Quali sono le ragioni per le quali una strategia di email marketing non funziona? Cosa si cela dietro il fallimento di una campagna? Dopo anni nei quali si è detto che l’email marketing era ormai destinato a scomparire, attualmente gli strateghi del digital marketing lo stanno rivalutando fortemente. Complice soprattutto l’ascesa dei sistemi di marketing automation, non ci sono dubbi che la posta elettronica resti uno dei metodi migliori per entrare in contatto con i propri clienti.

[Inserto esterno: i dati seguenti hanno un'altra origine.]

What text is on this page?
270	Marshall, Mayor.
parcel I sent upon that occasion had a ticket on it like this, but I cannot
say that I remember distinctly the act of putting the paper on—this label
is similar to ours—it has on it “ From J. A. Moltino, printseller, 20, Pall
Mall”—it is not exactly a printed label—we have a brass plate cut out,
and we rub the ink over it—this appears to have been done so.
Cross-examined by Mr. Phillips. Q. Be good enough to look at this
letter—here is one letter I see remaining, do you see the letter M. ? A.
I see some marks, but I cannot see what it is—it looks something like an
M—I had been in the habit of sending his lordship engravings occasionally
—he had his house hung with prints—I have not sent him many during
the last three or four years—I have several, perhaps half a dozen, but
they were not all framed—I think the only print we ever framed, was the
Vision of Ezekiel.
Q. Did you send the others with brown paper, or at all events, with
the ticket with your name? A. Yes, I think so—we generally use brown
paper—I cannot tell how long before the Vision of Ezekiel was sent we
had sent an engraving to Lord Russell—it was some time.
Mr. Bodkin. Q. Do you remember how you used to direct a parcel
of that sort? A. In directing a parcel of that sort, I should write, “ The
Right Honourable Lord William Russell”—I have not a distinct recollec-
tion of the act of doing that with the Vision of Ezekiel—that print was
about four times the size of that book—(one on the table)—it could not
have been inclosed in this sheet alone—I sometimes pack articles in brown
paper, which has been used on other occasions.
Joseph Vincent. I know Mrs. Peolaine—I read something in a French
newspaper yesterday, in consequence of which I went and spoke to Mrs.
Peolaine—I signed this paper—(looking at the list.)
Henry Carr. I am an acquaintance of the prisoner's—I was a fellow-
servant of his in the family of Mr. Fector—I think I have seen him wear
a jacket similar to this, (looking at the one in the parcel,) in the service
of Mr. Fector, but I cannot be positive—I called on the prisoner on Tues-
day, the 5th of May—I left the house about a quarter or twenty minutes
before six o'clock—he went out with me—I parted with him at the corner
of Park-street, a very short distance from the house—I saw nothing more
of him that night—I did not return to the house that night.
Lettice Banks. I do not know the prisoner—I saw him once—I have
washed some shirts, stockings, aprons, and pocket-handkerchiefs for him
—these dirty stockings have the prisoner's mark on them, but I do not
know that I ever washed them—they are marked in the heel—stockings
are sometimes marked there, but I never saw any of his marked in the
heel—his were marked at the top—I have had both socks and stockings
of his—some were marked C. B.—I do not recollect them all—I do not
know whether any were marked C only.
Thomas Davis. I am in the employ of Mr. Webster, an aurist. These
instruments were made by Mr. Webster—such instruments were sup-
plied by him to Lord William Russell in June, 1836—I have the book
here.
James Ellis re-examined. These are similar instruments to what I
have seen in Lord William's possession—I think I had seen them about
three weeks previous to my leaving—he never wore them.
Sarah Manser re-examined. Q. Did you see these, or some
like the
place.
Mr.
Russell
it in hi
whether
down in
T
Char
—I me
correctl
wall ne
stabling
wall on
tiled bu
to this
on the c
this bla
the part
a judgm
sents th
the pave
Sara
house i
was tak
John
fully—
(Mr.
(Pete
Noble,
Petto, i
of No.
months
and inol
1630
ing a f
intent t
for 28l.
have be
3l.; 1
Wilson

Riuscire a trovare un utente sprovvisto di un indirizzo email è sempre più difficile e consultare la propria casella di posta è uno dei passatempi preferiti di chi ha un momento libero, anche sul lavoro. E allora per quale ragione non tutte le aziende riescono a ottenere i risultati sperati? Perché una strategia di email marketing può non funzionare? Quali sono gli errori più gravi che si commettono solitamente?

 

1. Pessimo tempismo

L’invio delle email non va lasciato al caso: si tratta di una programmazione che va fatta con attenzione anche sulla base delle abitudini e preferenze degli utenti. Se per esempio l’email in questione riguardava il download di un coupon, ma l’email successiva con il premio impiega più di una settimana per arrivare, con ogni probabilità avremo sprecato un’occasione. Il metodo migliore per evitare errori in questo senso è quello di sforzarsi di mettersi nei panni del destinatario o lasciare che sia lui a decidere la frequenza con la quale desidera ricevere comunicazioni da parte nostra.

 

2. Le email non sono personalizzate

La personalizzazione del messaggio è un’ottima mossa per fare sentire il cliente considerato in prima persona. Sono molte le aziende che prevedono l’invio di un messaggio su misura per il compleanno degli utenti iscritti nelle proprie mailing list, ma perché limitarsi a questo? Esistono sistemi che consentono di prelevare le notizie e i dati demografici direttamente dalla scheda del cliente senza che questo voglia significare lavoro in più per l’azienda.

 

3. Scarsa attenzione per il campo oggetto

L’oggetto ha lo stesso ruolo che riveste un titolo per un articolo o un post di un blog. La maggioranza degli utenti decide proprio sulla base di questo campo se aprire o meno un’email e il minimo che possiamo fare perché la campagna si riveli efficace è riservare una parte del nostro tempo per crearne uno degno di nota.

 

4. Utilizzo di un account personale

Il mittente è il secondo elemento dal quale dipende l’open rate di un’email: spesso è proprio questo che aiuta i destinatari a distinguere un’email spam da una degna di fiducia. Sono sempre di più coloro che diffidano di mittenti che non siano direttamente riconducibili a un’azienda. La lezione da imparare è che anche in presenza di un budget limitato è sempre meglio inviare ogni tipo di comunicazione da un’email ufficiale piuttosto che da una personale, pena l’essere bollati come poco professionali.

 

5. L’email non è ottimizzata per i dispositivi mobile

Lo studio preliminare delle abitudini e delle preferenze del proprio pubblico è vitale per ridurre al minimo le probabilità di commettere degli errori. La mancanza di riguardo per coloro che si connettono da smartphone e tablet è davvero imperdonabile. Sinceriamoci, quindi, di avere scelto un oggetto non troppo lungo e un incipit incisivo (molti dispositivi mettono a disposizione un’anteprima del messaggio) in modo da non lasciare nulla di intentato.